The paper proposes a new algorithm called CLIPSwarm, which aims to automatically generate formations for robot swarms (especially drone swarms) based on natural language descriptions. Specifically, CLIPSwarm takes a text input and then generates a set of robot positions such that the pattern formed by these robots matches the input text description. The main contributions of the paper include: 1. **Algorithm Introduction**: The CLIPSwarm algorithm is based on a variant of the Monte Carlo particle filter to iteratively generate different robot formations and uses the CLIP model to evaluate the similarity between these formations and the given text.
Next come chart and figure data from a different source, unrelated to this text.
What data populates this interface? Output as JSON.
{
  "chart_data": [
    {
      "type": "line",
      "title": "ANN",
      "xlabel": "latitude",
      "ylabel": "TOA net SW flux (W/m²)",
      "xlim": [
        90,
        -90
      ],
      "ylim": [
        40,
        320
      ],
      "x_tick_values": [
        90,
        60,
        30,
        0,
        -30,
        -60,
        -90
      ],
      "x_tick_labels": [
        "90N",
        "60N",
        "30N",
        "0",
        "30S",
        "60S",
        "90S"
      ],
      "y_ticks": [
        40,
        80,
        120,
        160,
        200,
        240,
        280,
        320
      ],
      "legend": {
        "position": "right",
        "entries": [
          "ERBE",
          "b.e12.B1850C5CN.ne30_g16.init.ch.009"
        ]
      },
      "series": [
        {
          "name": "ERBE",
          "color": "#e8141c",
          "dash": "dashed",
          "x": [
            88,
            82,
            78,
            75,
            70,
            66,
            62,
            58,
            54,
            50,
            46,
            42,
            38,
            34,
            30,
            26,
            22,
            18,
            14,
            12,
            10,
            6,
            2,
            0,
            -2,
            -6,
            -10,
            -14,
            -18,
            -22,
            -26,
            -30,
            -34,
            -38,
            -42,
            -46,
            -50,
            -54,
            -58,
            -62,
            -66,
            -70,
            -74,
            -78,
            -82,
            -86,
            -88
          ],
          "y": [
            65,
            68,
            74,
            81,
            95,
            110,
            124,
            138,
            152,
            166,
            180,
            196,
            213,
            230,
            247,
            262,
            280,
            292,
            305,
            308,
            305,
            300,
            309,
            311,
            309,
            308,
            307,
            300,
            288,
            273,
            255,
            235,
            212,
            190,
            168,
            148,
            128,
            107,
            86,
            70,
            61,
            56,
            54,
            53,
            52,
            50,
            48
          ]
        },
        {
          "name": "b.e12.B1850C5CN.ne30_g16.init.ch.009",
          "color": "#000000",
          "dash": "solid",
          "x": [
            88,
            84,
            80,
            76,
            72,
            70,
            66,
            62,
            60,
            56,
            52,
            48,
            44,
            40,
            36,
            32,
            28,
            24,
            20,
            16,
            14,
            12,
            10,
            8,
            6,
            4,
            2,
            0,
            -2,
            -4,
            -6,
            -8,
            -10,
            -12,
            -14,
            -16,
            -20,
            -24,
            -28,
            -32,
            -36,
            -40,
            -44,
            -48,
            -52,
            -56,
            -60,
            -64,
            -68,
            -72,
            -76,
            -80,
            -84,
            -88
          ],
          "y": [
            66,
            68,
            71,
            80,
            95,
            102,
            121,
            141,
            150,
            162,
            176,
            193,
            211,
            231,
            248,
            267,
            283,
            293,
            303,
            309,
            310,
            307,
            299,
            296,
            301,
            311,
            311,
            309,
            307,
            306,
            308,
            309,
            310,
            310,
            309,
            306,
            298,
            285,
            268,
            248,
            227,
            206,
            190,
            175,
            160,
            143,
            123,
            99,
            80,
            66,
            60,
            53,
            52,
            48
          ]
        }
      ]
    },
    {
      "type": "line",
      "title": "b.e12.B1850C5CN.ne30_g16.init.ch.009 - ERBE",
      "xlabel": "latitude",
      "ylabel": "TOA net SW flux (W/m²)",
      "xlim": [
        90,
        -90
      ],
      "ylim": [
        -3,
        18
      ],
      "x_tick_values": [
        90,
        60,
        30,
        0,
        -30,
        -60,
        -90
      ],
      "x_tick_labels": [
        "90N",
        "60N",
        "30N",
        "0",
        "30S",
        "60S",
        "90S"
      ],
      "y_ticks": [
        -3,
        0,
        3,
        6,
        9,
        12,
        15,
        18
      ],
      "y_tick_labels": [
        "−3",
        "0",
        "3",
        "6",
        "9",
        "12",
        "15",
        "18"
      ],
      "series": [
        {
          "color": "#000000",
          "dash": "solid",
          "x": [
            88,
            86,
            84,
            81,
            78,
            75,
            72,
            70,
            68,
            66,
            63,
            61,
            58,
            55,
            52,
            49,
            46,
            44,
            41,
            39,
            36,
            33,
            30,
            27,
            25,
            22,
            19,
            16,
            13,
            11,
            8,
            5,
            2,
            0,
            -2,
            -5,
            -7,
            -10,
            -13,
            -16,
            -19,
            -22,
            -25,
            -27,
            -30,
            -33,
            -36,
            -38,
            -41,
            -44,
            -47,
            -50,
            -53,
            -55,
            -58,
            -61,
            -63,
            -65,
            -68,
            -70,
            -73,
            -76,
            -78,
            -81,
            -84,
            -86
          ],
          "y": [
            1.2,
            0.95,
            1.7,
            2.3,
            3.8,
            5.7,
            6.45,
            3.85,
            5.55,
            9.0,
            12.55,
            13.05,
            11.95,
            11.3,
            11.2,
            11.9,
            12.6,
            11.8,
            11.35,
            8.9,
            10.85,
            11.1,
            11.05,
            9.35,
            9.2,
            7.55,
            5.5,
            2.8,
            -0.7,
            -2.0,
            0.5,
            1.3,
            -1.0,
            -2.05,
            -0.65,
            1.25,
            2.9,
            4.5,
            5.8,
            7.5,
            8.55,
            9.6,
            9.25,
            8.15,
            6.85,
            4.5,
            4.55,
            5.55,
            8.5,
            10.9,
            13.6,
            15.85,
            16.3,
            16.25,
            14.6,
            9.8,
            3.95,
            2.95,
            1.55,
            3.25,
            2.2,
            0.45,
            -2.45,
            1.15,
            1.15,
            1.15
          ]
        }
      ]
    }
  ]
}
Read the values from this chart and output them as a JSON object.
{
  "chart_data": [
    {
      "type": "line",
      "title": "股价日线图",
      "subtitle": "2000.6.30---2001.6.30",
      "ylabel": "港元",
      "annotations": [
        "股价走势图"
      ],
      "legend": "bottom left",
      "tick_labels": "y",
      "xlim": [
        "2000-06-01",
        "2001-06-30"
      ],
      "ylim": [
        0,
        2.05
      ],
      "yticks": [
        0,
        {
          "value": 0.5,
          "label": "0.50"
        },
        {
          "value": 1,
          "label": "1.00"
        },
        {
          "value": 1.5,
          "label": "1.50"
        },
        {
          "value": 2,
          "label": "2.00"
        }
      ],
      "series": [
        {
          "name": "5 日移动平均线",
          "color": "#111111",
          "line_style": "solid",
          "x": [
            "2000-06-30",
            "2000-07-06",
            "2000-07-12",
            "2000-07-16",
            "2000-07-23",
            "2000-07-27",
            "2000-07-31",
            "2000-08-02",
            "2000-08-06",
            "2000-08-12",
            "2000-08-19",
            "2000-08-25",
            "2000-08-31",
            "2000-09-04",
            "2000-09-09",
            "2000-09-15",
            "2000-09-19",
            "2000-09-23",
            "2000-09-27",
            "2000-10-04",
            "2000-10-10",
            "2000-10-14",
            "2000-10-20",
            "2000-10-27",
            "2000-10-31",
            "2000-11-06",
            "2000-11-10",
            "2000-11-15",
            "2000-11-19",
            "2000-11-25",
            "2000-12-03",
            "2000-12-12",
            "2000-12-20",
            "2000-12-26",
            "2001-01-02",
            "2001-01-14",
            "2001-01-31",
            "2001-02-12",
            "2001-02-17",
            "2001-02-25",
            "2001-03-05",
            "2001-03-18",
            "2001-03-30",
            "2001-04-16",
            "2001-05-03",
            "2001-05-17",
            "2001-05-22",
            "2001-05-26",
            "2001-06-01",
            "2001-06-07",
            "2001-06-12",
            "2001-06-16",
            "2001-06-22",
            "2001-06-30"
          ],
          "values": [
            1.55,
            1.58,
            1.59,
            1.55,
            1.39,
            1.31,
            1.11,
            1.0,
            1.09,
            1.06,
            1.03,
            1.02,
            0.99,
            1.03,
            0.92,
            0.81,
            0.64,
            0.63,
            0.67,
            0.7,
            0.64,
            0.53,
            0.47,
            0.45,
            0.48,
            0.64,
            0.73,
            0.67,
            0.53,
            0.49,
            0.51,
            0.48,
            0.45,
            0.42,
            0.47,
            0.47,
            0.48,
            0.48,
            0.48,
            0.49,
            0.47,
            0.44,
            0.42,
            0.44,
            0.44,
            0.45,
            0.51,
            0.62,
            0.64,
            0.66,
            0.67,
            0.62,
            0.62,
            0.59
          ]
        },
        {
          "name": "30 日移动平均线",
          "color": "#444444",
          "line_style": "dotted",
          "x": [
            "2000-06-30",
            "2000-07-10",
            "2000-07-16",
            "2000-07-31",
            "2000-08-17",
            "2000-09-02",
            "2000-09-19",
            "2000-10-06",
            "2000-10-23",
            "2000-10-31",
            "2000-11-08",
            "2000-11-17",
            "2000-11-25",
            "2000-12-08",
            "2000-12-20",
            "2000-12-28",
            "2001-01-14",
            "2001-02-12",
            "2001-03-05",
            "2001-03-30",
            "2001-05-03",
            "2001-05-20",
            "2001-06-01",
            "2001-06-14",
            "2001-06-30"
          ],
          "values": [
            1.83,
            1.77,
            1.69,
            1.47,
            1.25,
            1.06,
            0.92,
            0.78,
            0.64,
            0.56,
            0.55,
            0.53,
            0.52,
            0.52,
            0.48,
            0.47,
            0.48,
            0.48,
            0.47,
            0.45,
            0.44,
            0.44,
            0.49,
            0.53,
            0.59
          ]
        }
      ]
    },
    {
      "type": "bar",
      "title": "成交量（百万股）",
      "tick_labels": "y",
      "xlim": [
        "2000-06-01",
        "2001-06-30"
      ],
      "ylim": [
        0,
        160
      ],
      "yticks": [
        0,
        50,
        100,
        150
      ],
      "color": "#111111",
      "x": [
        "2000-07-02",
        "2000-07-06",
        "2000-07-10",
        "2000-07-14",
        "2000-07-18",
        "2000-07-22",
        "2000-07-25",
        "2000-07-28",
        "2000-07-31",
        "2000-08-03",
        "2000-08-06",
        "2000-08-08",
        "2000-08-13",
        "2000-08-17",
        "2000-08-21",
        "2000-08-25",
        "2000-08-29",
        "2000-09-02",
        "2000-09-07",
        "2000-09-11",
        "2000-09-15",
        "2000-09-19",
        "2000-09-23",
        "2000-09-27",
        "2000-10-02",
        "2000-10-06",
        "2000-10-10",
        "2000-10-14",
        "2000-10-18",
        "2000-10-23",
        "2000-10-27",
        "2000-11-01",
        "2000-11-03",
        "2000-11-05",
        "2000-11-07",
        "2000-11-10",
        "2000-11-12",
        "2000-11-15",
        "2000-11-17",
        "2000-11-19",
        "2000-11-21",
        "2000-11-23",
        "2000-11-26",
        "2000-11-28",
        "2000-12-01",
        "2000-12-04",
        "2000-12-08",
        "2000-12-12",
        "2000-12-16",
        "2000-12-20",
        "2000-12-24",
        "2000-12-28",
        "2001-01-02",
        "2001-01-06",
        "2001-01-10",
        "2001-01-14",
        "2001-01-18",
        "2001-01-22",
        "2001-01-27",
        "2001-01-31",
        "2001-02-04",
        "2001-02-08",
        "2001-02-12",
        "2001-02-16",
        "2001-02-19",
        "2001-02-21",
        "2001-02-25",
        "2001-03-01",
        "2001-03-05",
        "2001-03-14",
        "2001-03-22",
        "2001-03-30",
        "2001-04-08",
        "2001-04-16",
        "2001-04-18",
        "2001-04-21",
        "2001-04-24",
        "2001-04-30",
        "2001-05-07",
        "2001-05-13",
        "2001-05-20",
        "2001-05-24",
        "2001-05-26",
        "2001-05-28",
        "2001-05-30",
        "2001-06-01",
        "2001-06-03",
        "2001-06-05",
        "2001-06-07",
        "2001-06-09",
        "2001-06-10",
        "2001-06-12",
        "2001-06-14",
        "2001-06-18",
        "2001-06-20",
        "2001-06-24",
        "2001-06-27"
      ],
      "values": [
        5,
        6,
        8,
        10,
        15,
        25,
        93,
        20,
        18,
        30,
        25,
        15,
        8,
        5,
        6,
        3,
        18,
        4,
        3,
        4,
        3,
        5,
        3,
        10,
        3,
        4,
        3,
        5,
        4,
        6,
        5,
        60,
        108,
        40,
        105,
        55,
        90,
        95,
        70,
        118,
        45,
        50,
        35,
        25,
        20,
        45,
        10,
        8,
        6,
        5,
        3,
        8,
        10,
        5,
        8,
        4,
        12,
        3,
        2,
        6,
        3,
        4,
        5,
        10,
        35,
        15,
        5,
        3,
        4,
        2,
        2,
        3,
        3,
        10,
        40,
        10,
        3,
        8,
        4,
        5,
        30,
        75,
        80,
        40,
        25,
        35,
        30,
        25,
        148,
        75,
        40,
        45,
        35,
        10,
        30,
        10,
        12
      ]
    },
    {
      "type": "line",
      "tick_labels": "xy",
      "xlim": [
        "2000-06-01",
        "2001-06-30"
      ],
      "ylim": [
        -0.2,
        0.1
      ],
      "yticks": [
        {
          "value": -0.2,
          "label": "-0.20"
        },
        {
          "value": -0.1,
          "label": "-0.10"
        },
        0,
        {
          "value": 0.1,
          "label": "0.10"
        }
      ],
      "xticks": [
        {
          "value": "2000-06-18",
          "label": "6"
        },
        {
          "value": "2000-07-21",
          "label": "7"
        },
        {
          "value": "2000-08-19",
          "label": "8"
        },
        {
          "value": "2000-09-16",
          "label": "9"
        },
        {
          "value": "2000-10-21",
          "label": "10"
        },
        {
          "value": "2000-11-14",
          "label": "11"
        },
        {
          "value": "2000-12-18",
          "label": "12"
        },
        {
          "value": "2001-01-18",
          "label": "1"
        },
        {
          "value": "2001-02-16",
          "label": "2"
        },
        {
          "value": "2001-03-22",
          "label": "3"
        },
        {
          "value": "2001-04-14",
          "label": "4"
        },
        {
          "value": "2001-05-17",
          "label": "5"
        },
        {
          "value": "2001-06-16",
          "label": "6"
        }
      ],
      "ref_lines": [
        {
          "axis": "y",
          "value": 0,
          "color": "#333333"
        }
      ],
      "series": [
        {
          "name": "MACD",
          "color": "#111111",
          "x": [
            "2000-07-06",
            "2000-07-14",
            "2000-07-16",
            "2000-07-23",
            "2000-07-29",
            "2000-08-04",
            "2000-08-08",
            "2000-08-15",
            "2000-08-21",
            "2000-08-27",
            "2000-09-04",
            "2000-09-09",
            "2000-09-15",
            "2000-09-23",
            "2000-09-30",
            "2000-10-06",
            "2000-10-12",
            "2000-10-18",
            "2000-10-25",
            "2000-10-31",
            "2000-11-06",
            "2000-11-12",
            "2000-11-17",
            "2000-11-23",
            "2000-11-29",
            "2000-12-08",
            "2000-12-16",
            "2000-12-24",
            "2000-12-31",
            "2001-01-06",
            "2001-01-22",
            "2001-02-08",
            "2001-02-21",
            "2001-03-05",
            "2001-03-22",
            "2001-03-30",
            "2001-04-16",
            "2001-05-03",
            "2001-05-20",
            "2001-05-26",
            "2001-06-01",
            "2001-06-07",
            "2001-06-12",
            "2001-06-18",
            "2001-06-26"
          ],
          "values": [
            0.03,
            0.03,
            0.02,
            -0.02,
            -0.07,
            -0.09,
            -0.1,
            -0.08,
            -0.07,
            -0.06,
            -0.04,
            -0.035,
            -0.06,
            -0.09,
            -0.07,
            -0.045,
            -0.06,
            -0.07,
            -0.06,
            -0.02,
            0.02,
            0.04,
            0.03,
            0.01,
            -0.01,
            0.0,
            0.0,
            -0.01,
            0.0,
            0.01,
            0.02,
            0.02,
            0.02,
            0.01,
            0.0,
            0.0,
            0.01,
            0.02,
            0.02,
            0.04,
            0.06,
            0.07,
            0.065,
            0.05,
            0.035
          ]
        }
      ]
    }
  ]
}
CLIP is a pre-trained foundational model that can encode images and text into the same vector space, allowing for the calculation of their similarity. 2. **Experimental Validation**: The authors demonstrate the robot formations generated by CLIPSwarm under different natural language descriptions and showcase these formations through simulations in the high-fidelity drone simulator AirSim, proving the algorithm's effectiveness and potential practical application value. 3. **Discussion of Limitations**: The paper also mentions some limitations of the current method, such as the use of convex hull contours to simplify the evaluation process, which may lead to the loss of shape details, and the sole reliance on CLIP similarity, which may not fully meet the user's expected shapes. In summary, CLIPSwarm provides a novel approach for automatically creating robot swarm formations from natural language descriptions, opening new directions for research in multi-robot systems, particularly in the field of artistic robots. Future work will include improving the algorithm to handle more complex inputs and using more diverse metrics to enhance the accuracy and expressiveness of the formations.